Так он и сидел молча, в нерешительности уставившись на вареную говядину, опасаясь приступить к еде, не позвонив, и боясь позвонить. Важные слуги с высокомерным видом возвышались за каждым стулом, вздернув нос и окаменев без движения, однако они украдкой бросали на Дарби и его семейство такие презрительные и надменные взгляды, что Дарби трепетал, опасаясь выказать себя невежей.
Наш герой сидел так, терзаемый тревогой, снедаемый затаенным стыдом и сомнениями, и тут над его плечом склонилась голова в напудренном парике, и тихий, вкрадчивый голос произнес:
— Не желает ли ваша милость еще чего-нибудь?
Простоватый Дарби завертелся на стуле, открыл было рот, собираясь то-то сказать, посмотрел на колокольчик, покраснел, подцепил вилкой кусочек вареной говядины и, чтобы скрыть смущение, ляпнул:
— Мне бы щепотку соли, с вашего позволения!
Едва эти слова слетели у него с языка, как раздался страшный грохот. Гром и молния, просто оглушительный грохот! В то же мгновение погасли все огни и воцарилась абсолютная, трепещущая тьма. Отовсюду — и сверху, и слева, и справа — доносился вой, гул и рев, словно буйствующий, обезумевший океан обрушился на побережье Керри в сезон зимних бурь. В этом страшном, оглушительном шуме можно было с трудом различить грохот осыпающихся стен и треск разламываемых труб. Однако всю эту адскую какофонию перекрывал пронзительный, насмешливый голос лепрехауна. «Мудрец соизволил произнести вслух четвертое желание!» — завывал он.
Дарби, оглушенный множеством голосов, которые на все лады бранили и поносили его в кромешной тьме, в это время валялся на спине, изо всех сил пытаясь сбросить кого-то, кто не давал ему встать на ноги, но тщетно: его точно пригвоздило к полу, да и глаза открыть он не мог.
— Бриджет, душа моя, ты жива? — кричал он. — Где дети?
Внезапно рев, гул и грохот сменились зловещей тишиной, таящей в себе какую-то угрозу и испугавшей Дарби больше, чем весь адский шум.
Прошла целая минута, прежде чем он решился открыть глаза и посмотреть в лицо ужасам, которые его ожидали.
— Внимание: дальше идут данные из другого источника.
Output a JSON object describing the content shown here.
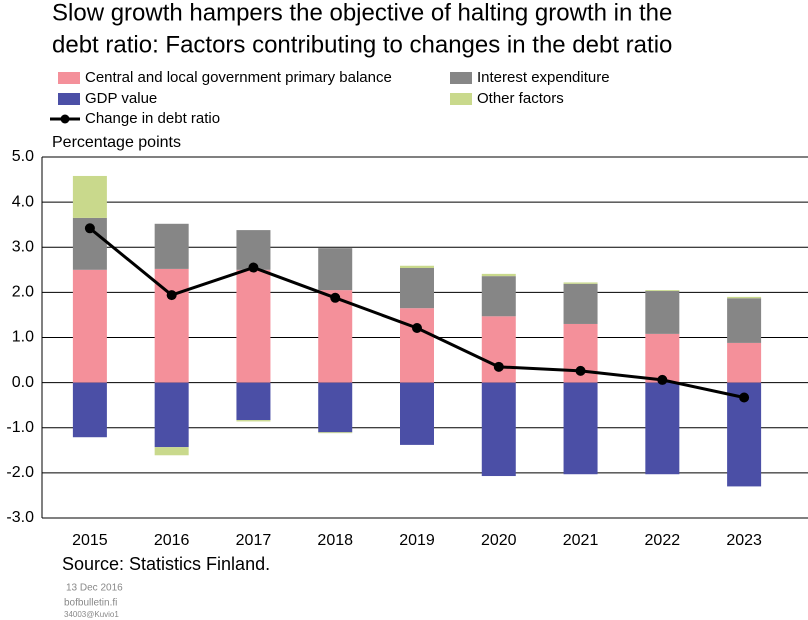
{
  "chart_data": {
    "type": "bar",
    "title": [
      "Slow growth hampers the objective of halting growth in the",
      "debt ratio: Factors contributing to changes in the debt ratio"
    ],
    "y_label": "Percentage points",
    "source": "Source: Statistics Finland.",
    "date": "13 Dec 2016",
    "site": "bofbulletin.fi",
    "code": "34003@Kuvio1",
    "categories": [
      "2015",
      "2016",
      "2017",
      "2018",
      "2019",
      "2020",
      "2021",
      "2022",
      "2023"
    ],
    "series": [
      {
        "name": "Central and local government primary balance",
        "color": "#f4909a",
        "values": [
          2.5,
          2.52,
          2.5,
          2.05,
          1.65,
          1.47,
          1.3,
          1.08,
          0.88
        ]
      },
      {
        "name": "Interest expenditure",
        "color": "#868686",
        "values": [
          1.15,
          1.0,
          0.88,
          0.93,
          0.89,
          0.89,
          0.89,
          0.95,
          0.99
        ]
      },
      {
        "name": "GDP value",
        "color": "#4b4fa6",
        "values": [
          -1.21,
          -1.43,
          -0.83,
          -1.1,
          -1.38,
          -2.07,
          -2.03,
          -2.03,
          -2.3
        ]
      },
      {
        "name": "Other factors",
        "color": "#c9d98c",
        "values": [
          0.93,
          -0.18,
          -0.03,
          -0.02,
          0.05,
          0.05,
          0.03,
          0.02,
          0.03
        ]
      },
      {
        "name": "Change in debt ratio",
        "color": "#000000",
        "type": "line",
        "values": [
          3.42,
          1.94,
          2.55,
          1.88,
          1.21,
          0.35,
          0.26,
          0.06,
          -0.33
        ]
      }
    ],
    "ylim": [
      -3,
      5
    ],
    "yticks": [
      {
        "value": -3,
        "label": "-3.0"
      },
      {
        "value": -2,
        "label": "-2.0"
      },
      {
        "value": -1,
        "label": "-1.0"
      },
      {
        "value": 0,
        "label": "0.0"
      },
      {
        "value": 1,
        "label": "1.0"
      },
      {
        "value": 2,
        "label": "2.0"
      },
      {
        "value": 3,
        "label": "3.0"
      },
      {
        "value": 4,
        "label": "4.0"
      },
      {
        "value": 5,
        "label": "5.0"
      }
    ],
    "grid": true
  }
}
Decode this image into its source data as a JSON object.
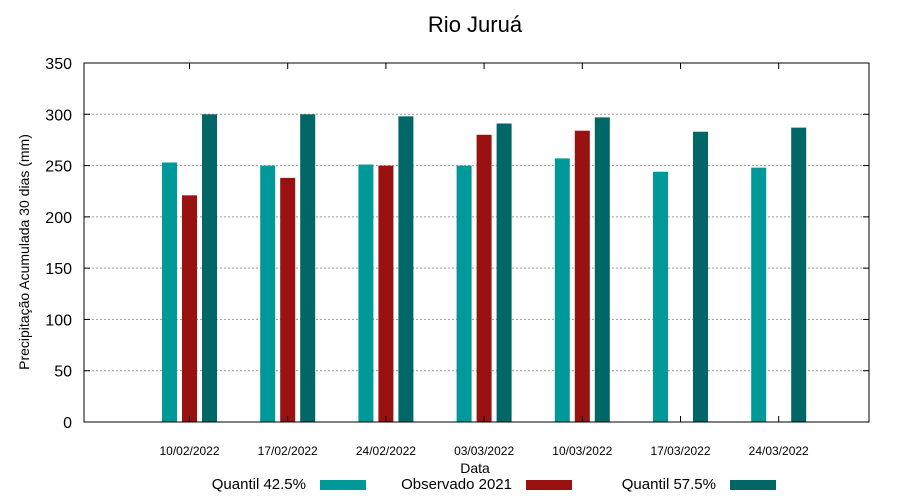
{
  "chart_data": {
    "type": "bar",
    "title": "Rio Juruá",
    "xlabel": "Data",
    "ylabel": "Precipitação Acumulada 30 dias (mm)",
    "ylim": [
      0,
      350
    ],
    "yticks": [
      0,
      50,
      100,
      150,
      200,
      250,
      300,
      350
    ],
    "grid": true,
    "legend_position": "bottom",
    "categories": [
      "10/02/2022",
      "17/02/2022",
      "24/02/2022",
      "03/03/2022",
      "10/03/2022",
      "17/03/2022",
      "24/03/2022"
    ],
    "series": [
      {
        "name": "Quantil 42.5%",
        "color": "#009999",
        "values": [
          253,
          250,
          251,
          250,
          257,
          244,
          248
        ]
      },
      {
        "name": "Observado 2021",
        "color": "#991111",
        "values": [
          221,
          238,
          250,
          280,
          284,
          null,
          null
        ]
      },
      {
        "name": "Quantil 57.5%",
        "color": "#006666",
        "values": [
          300,
          300,
          298,
          291,
          297,
          283,
          287
        ]
      }
    ]
  }
}
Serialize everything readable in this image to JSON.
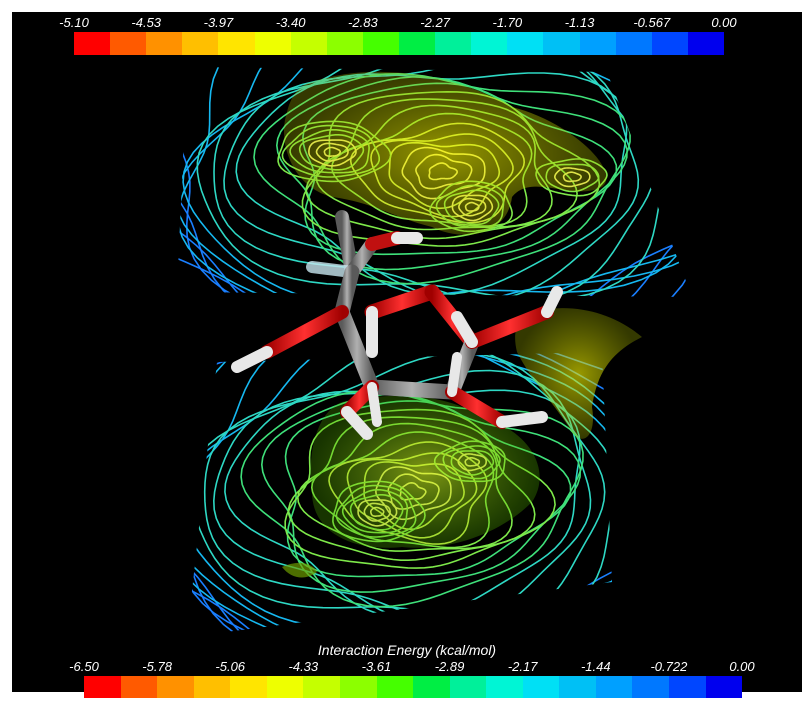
{
  "top_scale": {
    "ticks": [
      "-5.10",
      "-4.53",
      "-3.97",
      "-3.40",
      "-2.83",
      "-2.27",
      "-1.70",
      "-1.13",
      "-0.567",
      "0.00"
    ],
    "colors": [
      "#ff0000",
      "#ff5a00",
      "#ff9100",
      "#ffbf00",
      "#ffe500",
      "#eeff00",
      "#c5ff00",
      "#8cff00",
      "#45ff00",
      "#00ee44",
      "#00f09a",
      "#00f5d5",
      "#00e0f5",
      "#00c0f5",
      "#00a0ff",
      "#0078ff",
      "#0046ff",
      "#0000ee"
    ]
  },
  "bottom_scale": {
    "title": "Interaction Energy (kcal/mol)",
    "ticks": [
      "-6.50",
      "-5.78",
      "-5.06",
      "-4.33",
      "-3.61",
      "-2.89",
      "-2.17",
      "-1.44",
      "-0.722",
      "0.00"
    ],
    "colors": [
      "#ff0000",
      "#ff5a00",
      "#ff9100",
      "#ffbf00",
      "#ffe500",
      "#eeff00",
      "#c5ff00",
      "#8cff00",
      "#45ff00",
      "#00ee44",
      "#00f09a",
      "#00f5d5",
      "#00e0f5",
      "#00c0f5",
      "#00a0ff",
      "#0078ff",
      "#0046ff",
      "#0000ee"
    ]
  },
  "scene": {
    "background": "#000000",
    "contour_colors": [
      "#1a7fff",
      "#16b8f0",
      "#2ed8c4",
      "#3fe07a",
      "#7ee84a",
      "#c8ee4a",
      "#f0f070"
    ],
    "surface_color": "#e6e600",
    "atom_colors": {
      "carbon": "#808080",
      "oxygen": "#e01010",
      "hydrogen": "#f0f0f0"
    }
  }
}
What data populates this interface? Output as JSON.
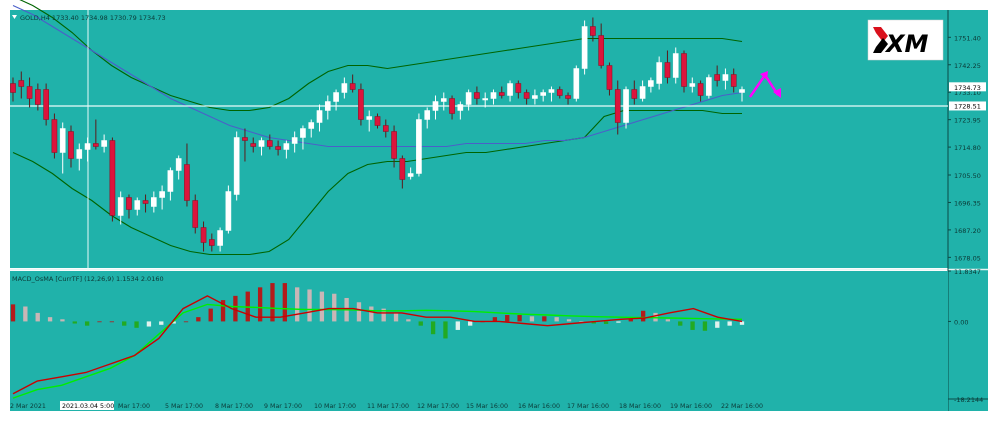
{
  "chart_data": [
    {
      "type": "candlestick",
      "title": "GOLD,H4  1733.40 1734.98 1730.79 1734.73",
      "symbol": "GOLD",
      "timeframe": "H4",
      "ohlc_header": {
        "open": 1733.4,
        "high": 1734.98,
        "low": 1730.79,
        "close": 1734.73
      },
      "price_axis_ticks": [
        "1751.40",
        "1742.25",
        "1733.10",
        "1723.95",
        "1714.80",
        "1705.50",
        "1696.35",
        "1687.20",
        "1678.05"
      ],
      "price_range": [
        1674.5,
        1760.5
      ],
      "current_price_label": "1734.73",
      "horizontal_line_label": "1728.51",
      "horizontal_line_price": 1728.51,
      "bullish_color": "#ffffff",
      "bearish_color": "#dc143c",
      "background_color": "#20b2aa",
      "bollinger_color": "#006400",
      "moving_average_color": "#4b5fc9",
      "forecast_arrow_color": "#ff00ff",
      "logo_text": "XM",
      "bollinger_upper": [
        1765,
        1762,
        1758,
        1753,
        1747,
        1742,
        1738,
        1735,
        1732,
        1730,
        1728,
        1727,
        1727,
        1728,
        1731,
        1736,
        1740,
        1742,
        1742,
        1741,
        1742,
        1743,
        1744,
        1745,
        1746,
        1747,
        1748,
        1749,
        1750,
        1751,
        1751,
        1751,
        1751,
        1751,
        1751,
        1751,
        1751,
        1750
      ],
      "bollinger_lower": [
        1713,
        1710,
        1706,
        1701,
        1697,
        1692,
        1688,
        1685,
        1682,
        1680,
        1679,
        1679,
        1679,
        1680,
        1684,
        1692,
        1700,
        1706,
        1709,
        1710,
        1710,
        1711,
        1712,
        1713,
        1713,
        1714,
        1715,
        1716,
        1717,
        1718,
        1725,
        1727,
        1727,
        1727,
        1727,
        1727,
        1726,
        1726
      ],
      "moving_average": [
        1762,
        1759,
        1755,
        1751,
        1747,
        1743,
        1739,
        1735,
        1731,
        1728,
        1725,
        1722,
        1720,
        1718,
        1717,
        1716,
        1715,
        1715,
        1715,
        1715,
        1715,
        1715,
        1715,
        1716,
        1716,
        1716,
        1716,
        1717,
        1717,
        1718,
        1720,
        1722,
        1724,
        1726,
        1728,
        1730,
        1732,
        1733
      ],
      "candles": [
        {
          "o": 1736,
          "h": 1738,
          "l": 1730,
          "c": 1733
        },
        {
          "o": 1737,
          "h": 1740,
          "l": 1731,
          "c": 1735
        },
        {
          "o": 1735,
          "h": 1738,
          "l": 1728,
          "c": 1731
        },
        {
          "o": 1734,
          "h": 1736,
          "l": 1727,
          "c": 1729
        },
        {
          "o": 1734,
          "h": 1736,
          "l": 1722,
          "c": 1724
        },
        {
          "o": 1724,
          "h": 1726,
          "l": 1711,
          "c": 1713
        },
        {
          "o": 1713,
          "h": 1723,
          "l": 1706,
          "c": 1721
        },
        {
          "o": 1720,
          "h": 1722,
          "l": 1708,
          "c": 1711
        },
        {
          "o": 1711,
          "h": 1716,
          "l": 1707,
          "c": 1714
        },
        {
          "o": 1714,
          "h": 1718,
          "l": 1710,
          "c": 1716
        },
        {
          "o": 1716,
          "h": 1724,
          "l": 1714,
          "c": 1715
        },
        {
          "o": 1715,
          "h": 1719,
          "l": 1713,
          "c": 1717
        },
        {
          "o": 1717,
          "h": 1718,
          "l": 1690,
          "c": 1692
        },
        {
          "o": 1692,
          "h": 1700,
          "l": 1689,
          "c": 1698
        },
        {
          "o": 1698,
          "h": 1699,
          "l": 1691,
          "c": 1694
        },
        {
          "o": 1694,
          "h": 1698,
          "l": 1692,
          "c": 1697
        },
        {
          "o": 1697,
          "h": 1699,
          "l": 1693,
          "c": 1696
        },
        {
          "o": 1695,
          "h": 1700,
          "l": 1693,
          "c": 1698
        },
        {
          "o": 1698,
          "h": 1702,
          "l": 1694,
          "c": 1700
        },
        {
          "o": 1700,
          "h": 1708,
          "l": 1697,
          "c": 1707
        },
        {
          "o": 1707,
          "h": 1712,
          "l": 1704,
          "c": 1711
        },
        {
          "o": 1709,
          "h": 1716,
          "l": 1695,
          "c": 1697
        },
        {
          "o": 1697,
          "h": 1699,
          "l": 1686,
          "c": 1688
        },
        {
          "o": 1688,
          "h": 1690,
          "l": 1680,
          "c": 1683
        },
        {
          "o": 1684,
          "h": 1686,
          "l": 1680,
          "c": 1682
        },
        {
          "o": 1682,
          "h": 1688,
          "l": 1680,
          "c": 1687
        },
        {
          "o": 1687,
          "h": 1702,
          "l": 1686,
          "c": 1700
        },
        {
          "o": 1699,
          "h": 1720,
          "l": 1697,
          "c": 1718
        },
        {
          "o": 1718,
          "h": 1721,
          "l": 1710,
          "c": 1717
        },
        {
          "o": 1716,
          "h": 1718,
          "l": 1713,
          "c": 1715
        },
        {
          "o": 1715,
          "h": 1718,
          "l": 1712,
          "c": 1717
        },
        {
          "o": 1717,
          "h": 1719,
          "l": 1714,
          "c": 1715
        },
        {
          "o": 1715,
          "h": 1717,
          "l": 1712,
          "c": 1714
        },
        {
          "o": 1714,
          "h": 1717,
          "l": 1711,
          "c": 1716
        },
        {
          "o": 1716,
          "h": 1720,
          "l": 1713,
          "c": 1718
        },
        {
          "o": 1718,
          "h": 1722,
          "l": 1714,
          "c": 1721
        },
        {
          "o": 1721,
          "h": 1724,
          "l": 1718,
          "c": 1723
        },
        {
          "o": 1723,
          "h": 1729,
          "l": 1720,
          "c": 1727
        },
        {
          "o": 1727,
          "h": 1732,
          "l": 1724,
          "c": 1730
        },
        {
          "o": 1730,
          "h": 1734,
          "l": 1727,
          "c": 1733
        },
        {
          "o": 1733,
          "h": 1738,
          "l": 1731,
          "c": 1736
        },
        {
          "o": 1736,
          "h": 1739,
          "l": 1733,
          "c": 1734
        },
        {
          "o": 1734,
          "h": 1736,
          "l": 1722,
          "c": 1724
        },
        {
          "o": 1724,
          "h": 1727,
          "l": 1720,
          "c": 1725
        },
        {
          "o": 1725,
          "h": 1726,
          "l": 1721,
          "c": 1722
        },
        {
          "o": 1722,
          "h": 1724,
          "l": 1718,
          "c": 1720
        },
        {
          "o": 1720,
          "h": 1722,
          "l": 1708,
          "c": 1711
        },
        {
          "o": 1711,
          "h": 1712,
          "l": 1701,
          "c": 1704
        },
        {
          "o": 1705,
          "h": 1708,
          "l": 1704,
          "c": 1706
        },
        {
          "o": 1706,
          "h": 1726,
          "l": 1705,
          "c": 1724
        },
        {
          "o": 1724,
          "h": 1728,
          "l": 1721,
          "c": 1727
        },
        {
          "o": 1727,
          "h": 1732,
          "l": 1724,
          "c": 1730
        },
        {
          "o": 1730,
          "h": 1733,
          "l": 1727,
          "c": 1731
        },
        {
          "o": 1731,
          "h": 1732,
          "l": 1724,
          "c": 1726
        },
        {
          "o": 1727,
          "h": 1730,
          "l": 1724,
          "c": 1729
        },
        {
          "o": 1729,
          "h": 1734,
          "l": 1727,
          "c": 1733
        },
        {
          "o": 1733,
          "h": 1735,
          "l": 1729,
          "c": 1731
        },
        {
          "o": 1731,
          "h": 1733,
          "l": 1728,
          "c": 1731
        },
        {
          "o": 1731,
          "h": 1734,
          "l": 1729,
          "c": 1733
        },
        {
          "o": 1733,
          "h": 1735,
          "l": 1731,
          "c": 1732
        },
        {
          "o": 1732,
          "h": 1737,
          "l": 1730,
          "c": 1736
        },
        {
          "o": 1736,
          "h": 1737,
          "l": 1731,
          "c": 1733
        },
        {
          "o": 1733,
          "h": 1734,
          "l": 1729,
          "c": 1731
        },
        {
          "o": 1731,
          "h": 1734,
          "l": 1729,
          "c": 1732
        },
        {
          "o": 1732,
          "h": 1734,
          "l": 1730,
          "c": 1733
        },
        {
          "o": 1733,
          "h": 1735,
          "l": 1730,
          "c": 1734
        },
        {
          "o": 1734,
          "h": 1735,
          "l": 1731,
          "c": 1732
        },
        {
          "o": 1732,
          "h": 1733,
          "l": 1729,
          "c": 1731
        },
        {
          "o": 1731,
          "h": 1742,
          "l": 1730,
          "c": 1741
        },
        {
          "o": 1741,
          "h": 1757,
          "l": 1739,
          "c": 1755
        },
        {
          "o": 1755,
          "h": 1758,
          "l": 1750,
          "c": 1752
        },
        {
          "o": 1752,
          "h": 1756,
          "l": 1741,
          "c": 1742
        },
        {
          "o": 1742,
          "h": 1743,
          "l": 1732,
          "c": 1734
        },
        {
          "o": 1734,
          "h": 1737,
          "l": 1719,
          "c": 1723
        },
        {
          "o": 1723,
          "h": 1735,
          "l": 1721,
          "c": 1734
        },
        {
          "o": 1734,
          "h": 1737,
          "l": 1729,
          "c": 1731
        },
        {
          "o": 1731,
          "h": 1737,
          "l": 1730,
          "c": 1735
        },
        {
          "o": 1735,
          "h": 1738,
          "l": 1733,
          "c": 1737
        },
        {
          "o": 1736,
          "h": 1745,
          "l": 1734,
          "c": 1743
        },
        {
          "o": 1743,
          "h": 1747,
          "l": 1736,
          "c": 1738
        },
        {
          "o": 1738,
          "h": 1748,
          "l": 1736,
          "c": 1746
        },
        {
          "o": 1746,
          "h": 1747,
          "l": 1733,
          "c": 1735
        },
        {
          "o": 1735,
          "h": 1738,
          "l": 1733,
          "c": 1736
        },
        {
          "o": 1736,
          "h": 1737,
          "l": 1730,
          "c": 1732
        },
        {
          "o": 1732,
          "h": 1739,
          "l": 1731,
          "c": 1738
        },
        {
          "o": 1739,
          "h": 1742,
          "l": 1735,
          "c": 1737
        },
        {
          "o": 1737,
          "h": 1741,
          "l": 1734,
          "c": 1739
        },
        {
          "o": 1739,
          "h": 1741,
          "l": 1733,
          "c": 1735
        },
        {
          "o": 1733,
          "h": 1735,
          "l": 1730,
          "c": 1734
        }
      ],
      "x_labels": [
        "2 Mar 2021",
        "2021.03.04 5:00",
        "Mar 17:00",
        "5 Mar 17:00",
        "8 Mar 17:00",
        "9 Mar 17:00",
        "10 Mar 17:00",
        "11 Mar 17:00",
        "12 Mar 17:00",
        "15 Mar 16:00",
        "16 Mar 16:00",
        "17 Mar 16:00",
        "18 Mar 16:00",
        "19 Mar 16:00",
        "22 Mar 16:00"
      ],
      "crosshair_label": "2021.03.04 5:00"
    },
    {
      "type": "bar",
      "title": "MACD_OsMA [CurrTF] (12,26,9) 1.1534 2.0160",
      "indicator": "MACD_OsMA",
      "timeframe_label": "CurrTF",
      "params": [
        12,
        26,
        9
      ],
      "values_header": [
        1.1534,
        2.016
      ],
      "axis_ticks": [
        "11.8347",
        "0.00",
        "-18.2144"
      ],
      "y_range": [
        -18.2144,
        11.8347
      ],
      "macd_line_color": "#cc0000",
      "signal_line_color": "#00ee00",
      "histogram": [
        4,
        3.5,
        2,
        1,
        0.5,
        -0.5,
        -1,
        0,
        0,
        -1,
        -1.5,
        -1.2,
        -0.8,
        -0.5,
        0,
        1,
        3,
        5,
        6,
        7,
        8,
        9,
        9,
        8,
        7.5,
        7,
        6.5,
        5.5,
        4.5,
        3.5,
        3,
        2,
        0.5,
        -1,
        -3,
        -4,
        -2,
        -1,
        0,
        1,
        1.5,
        1.5,
        1.2,
        1.2,
        1,
        0.5,
        0,
        -0.5,
        -0.6,
        -0.3,
        0.6,
        2.5,
        2,
        0.5,
        -1,
        -2,
        -2.2,
        -1.5,
        -1,
        -0.8
      ],
      "macd_line": [
        -17,
        -14,
        -13,
        -12,
        -10,
        -8,
        -4,
        3,
        6,
        3,
        1,
        1,
        2,
        3,
        3,
        2,
        2,
        1,
        1,
        0,
        0,
        -0.5,
        -1,
        -0.5,
        0,
        0.5,
        0.8,
        2,
        3,
        1,
        0
      ],
      "signal_line": [
        -18,
        -16,
        -15,
        -13,
        -11,
        -8,
        -3,
        2,
        4,
        3.5,
        3.3,
        3,
        2.8,
        2.8,
        2.7,
        2.5,
        2.5,
        2.6,
        2.5,
        2.3,
        2,
        1.7,
        1.5,
        1.3,
        1.1,
        1,
        0.9,
        0.8,
        0.7,
        0.6,
        0.5
      ]
    }
  ]
}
Однако когда, собравшись с духом, он все-таки приоткрыл один глаз, то обнаружил, что кругом ночь, что лежит он на холме, что на темном небе показался тоненький молодой месяц и что прямо над ним подрагивает одна-единственная крохотная золотая звездочка.
Дарби с трудом поднялся на ноги. От замка камня на камне не осталось, ни один пласт торфа, казалось, никто и не трогал, и все волшебство маленького башмачника исчезло, рассеялось как дым. Те самые деревья, которые не далее как вечером с корнем выдернула чья-то невидимая рука, смутно выделялись в лунном свете неясной купой как ни в чем не бывало, и в их ветвях распевал соловей. На бревне, за которым вечером прятался лепрехаун, печально стрекотал кузнечик.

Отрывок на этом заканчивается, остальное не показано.